A judge on Wednesday rejected a plea deal for a man charged with a shooting and two separate counts of partner/family member assault in 2020.
Phillip Robert McClendon, 31, was charged in March 2020 in the 2018 shooting death of another man in the parking lot of 2J’s Shopping Center following an extensive investigation by the Great Falls Police Department. McClendon initially claimed the shooting was in self-defense.
Investigators said the victim had seven gunshot wounds: one to each side of the jaw/neck, one to the upper right shoulder, one to the back, two to his right arm and one to the right abdomen. McClendon was charged with aggravated assault and battery with a weapon.
On April 27, 2020, while on bond in the shooting case, McClendon allegedly grabbed a woman by the throat and pushed her against a wall during a domestic disturbance. He was charged with felony partner/family member assault (PFMA) and misdemeanor battery. By then he already had two other PFMA offense convictions in 2012 and 2016.

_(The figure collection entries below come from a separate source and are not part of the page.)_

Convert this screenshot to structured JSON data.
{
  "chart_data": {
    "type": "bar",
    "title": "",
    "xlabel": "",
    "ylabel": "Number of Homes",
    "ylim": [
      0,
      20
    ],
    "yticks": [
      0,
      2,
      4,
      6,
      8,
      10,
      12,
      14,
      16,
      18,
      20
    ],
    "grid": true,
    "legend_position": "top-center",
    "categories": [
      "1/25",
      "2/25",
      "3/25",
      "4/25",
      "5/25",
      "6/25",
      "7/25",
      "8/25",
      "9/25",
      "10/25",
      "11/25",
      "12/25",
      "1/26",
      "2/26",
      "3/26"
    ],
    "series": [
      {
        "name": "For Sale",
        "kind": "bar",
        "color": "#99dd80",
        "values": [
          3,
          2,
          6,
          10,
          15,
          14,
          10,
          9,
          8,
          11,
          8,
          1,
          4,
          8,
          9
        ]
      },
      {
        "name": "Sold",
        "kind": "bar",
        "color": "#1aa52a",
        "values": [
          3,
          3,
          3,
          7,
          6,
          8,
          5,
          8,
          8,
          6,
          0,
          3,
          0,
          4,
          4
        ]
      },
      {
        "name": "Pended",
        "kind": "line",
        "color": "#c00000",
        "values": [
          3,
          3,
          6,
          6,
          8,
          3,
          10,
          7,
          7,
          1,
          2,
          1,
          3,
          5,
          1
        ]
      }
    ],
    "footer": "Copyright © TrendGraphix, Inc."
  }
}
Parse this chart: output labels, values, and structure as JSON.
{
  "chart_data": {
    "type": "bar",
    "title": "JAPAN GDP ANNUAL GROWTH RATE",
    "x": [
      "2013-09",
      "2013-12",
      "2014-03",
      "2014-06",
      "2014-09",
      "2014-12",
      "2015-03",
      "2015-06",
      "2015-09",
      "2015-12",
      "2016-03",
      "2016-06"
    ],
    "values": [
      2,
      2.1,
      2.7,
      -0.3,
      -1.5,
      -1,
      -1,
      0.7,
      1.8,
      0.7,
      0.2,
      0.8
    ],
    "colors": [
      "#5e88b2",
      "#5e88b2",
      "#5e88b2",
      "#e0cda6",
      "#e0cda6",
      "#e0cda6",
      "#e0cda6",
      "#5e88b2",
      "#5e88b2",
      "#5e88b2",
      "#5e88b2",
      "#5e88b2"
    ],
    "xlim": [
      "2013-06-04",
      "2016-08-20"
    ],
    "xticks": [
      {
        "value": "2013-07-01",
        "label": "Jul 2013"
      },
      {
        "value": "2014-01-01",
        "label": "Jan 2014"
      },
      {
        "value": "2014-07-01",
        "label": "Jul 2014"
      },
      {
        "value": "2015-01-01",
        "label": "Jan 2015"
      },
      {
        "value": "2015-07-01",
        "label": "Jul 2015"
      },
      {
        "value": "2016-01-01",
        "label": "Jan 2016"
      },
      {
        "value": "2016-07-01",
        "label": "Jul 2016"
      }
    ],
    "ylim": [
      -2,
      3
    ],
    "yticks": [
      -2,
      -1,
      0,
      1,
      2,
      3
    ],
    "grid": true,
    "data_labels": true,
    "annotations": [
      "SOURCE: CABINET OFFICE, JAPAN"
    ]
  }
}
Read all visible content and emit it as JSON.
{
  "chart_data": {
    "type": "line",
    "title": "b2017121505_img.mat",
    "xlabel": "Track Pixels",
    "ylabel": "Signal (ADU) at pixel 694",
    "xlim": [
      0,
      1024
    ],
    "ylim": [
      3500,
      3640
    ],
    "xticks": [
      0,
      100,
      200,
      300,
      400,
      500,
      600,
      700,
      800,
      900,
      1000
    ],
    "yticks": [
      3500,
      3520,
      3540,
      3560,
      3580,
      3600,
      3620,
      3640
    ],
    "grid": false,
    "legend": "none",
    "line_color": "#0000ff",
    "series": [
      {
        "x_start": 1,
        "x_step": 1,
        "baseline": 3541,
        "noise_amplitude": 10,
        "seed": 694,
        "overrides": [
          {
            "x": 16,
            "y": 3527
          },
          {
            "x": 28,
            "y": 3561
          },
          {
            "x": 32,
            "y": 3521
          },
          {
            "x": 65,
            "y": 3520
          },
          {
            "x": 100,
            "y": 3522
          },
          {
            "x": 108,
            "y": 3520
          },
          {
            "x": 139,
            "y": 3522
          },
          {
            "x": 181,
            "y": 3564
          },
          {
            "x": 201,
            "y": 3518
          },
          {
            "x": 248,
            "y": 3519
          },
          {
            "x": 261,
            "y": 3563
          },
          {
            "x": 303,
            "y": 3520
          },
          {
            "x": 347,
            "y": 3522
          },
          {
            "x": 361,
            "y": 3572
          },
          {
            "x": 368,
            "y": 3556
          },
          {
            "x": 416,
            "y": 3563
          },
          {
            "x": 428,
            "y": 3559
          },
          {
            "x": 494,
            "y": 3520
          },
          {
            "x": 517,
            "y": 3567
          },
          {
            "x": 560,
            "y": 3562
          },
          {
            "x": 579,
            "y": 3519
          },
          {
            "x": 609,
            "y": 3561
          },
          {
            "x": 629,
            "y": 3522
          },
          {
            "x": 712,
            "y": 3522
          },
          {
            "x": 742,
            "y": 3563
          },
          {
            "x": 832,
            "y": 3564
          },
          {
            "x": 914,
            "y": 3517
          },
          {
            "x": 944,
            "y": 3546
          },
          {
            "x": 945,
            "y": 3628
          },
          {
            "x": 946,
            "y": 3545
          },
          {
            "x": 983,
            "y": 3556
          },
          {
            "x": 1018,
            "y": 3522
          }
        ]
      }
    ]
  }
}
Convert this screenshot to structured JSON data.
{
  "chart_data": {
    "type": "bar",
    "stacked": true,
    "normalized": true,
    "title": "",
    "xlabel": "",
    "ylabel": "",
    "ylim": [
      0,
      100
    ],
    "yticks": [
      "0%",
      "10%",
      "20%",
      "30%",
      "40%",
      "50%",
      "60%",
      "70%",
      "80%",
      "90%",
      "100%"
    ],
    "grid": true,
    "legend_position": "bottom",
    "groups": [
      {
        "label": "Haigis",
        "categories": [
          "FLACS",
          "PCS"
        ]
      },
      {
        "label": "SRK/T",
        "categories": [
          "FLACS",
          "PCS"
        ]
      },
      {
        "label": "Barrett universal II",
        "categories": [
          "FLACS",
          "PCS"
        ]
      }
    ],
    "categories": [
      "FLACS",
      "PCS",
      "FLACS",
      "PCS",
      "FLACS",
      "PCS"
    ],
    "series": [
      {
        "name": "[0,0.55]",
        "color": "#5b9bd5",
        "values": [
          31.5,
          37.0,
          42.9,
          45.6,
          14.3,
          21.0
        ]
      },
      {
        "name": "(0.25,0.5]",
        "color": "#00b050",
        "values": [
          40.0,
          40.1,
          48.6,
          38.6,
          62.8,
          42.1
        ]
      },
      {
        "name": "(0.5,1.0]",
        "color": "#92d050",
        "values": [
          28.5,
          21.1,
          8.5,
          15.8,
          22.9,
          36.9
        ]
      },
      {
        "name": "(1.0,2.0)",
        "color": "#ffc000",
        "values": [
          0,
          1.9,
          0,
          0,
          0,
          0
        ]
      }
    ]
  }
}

McClendon was on bond in both of his other cases on July 24, 2020, when he allegedly threatened a woman’s life by brandishing a knife, holding a gun to her face and choking her multiple times. He was charged with two counts of assault with a weapon, PFMA felony, partner/family member strangulation, tampering with a communication device and unlawful restraint.
Wednesday’s global plea deal would have sentenced McClendon to the Department of Corrections for 17 years with 15 suspended for one count of assault with a weapon from the third case. All other charges would have been dismissed. McClendon has already served more than two years in prison and could have been released if the judge had accepted the deal.
As part of the sentence, McClendon would have been admitted to the Veterans Treatment Court, a program he had already graduated from once before these cases.
Cascade County Circuit Judge David Grubich noted that the victim in the case strongly disagreed with the plea deal and said he had concerns about the level of violence McClendon has shown.
Both the prosecutor and McClendon’s attorney expressed that the Veterans Treatment Court was appropriate to give McClendon the best chance at rehabilitation while maintaining his supervision in the community.
Before rejecting the deal, Grubitz said, “‘Egregious’ does not credit the wrong that was done in this case. This is not simple assault. This amounts to torture, which is what he is alleging in this case.”
Grubitz pointed out that McClendon’s earlier graduation from the Veterans Treatment Court did not prevent him from reoffending. He said he raised doubts about whether the sentence was appropriate.
McClendon can now choose to withdraw his plea and negotiate a new deal or take all three of his cases to trial.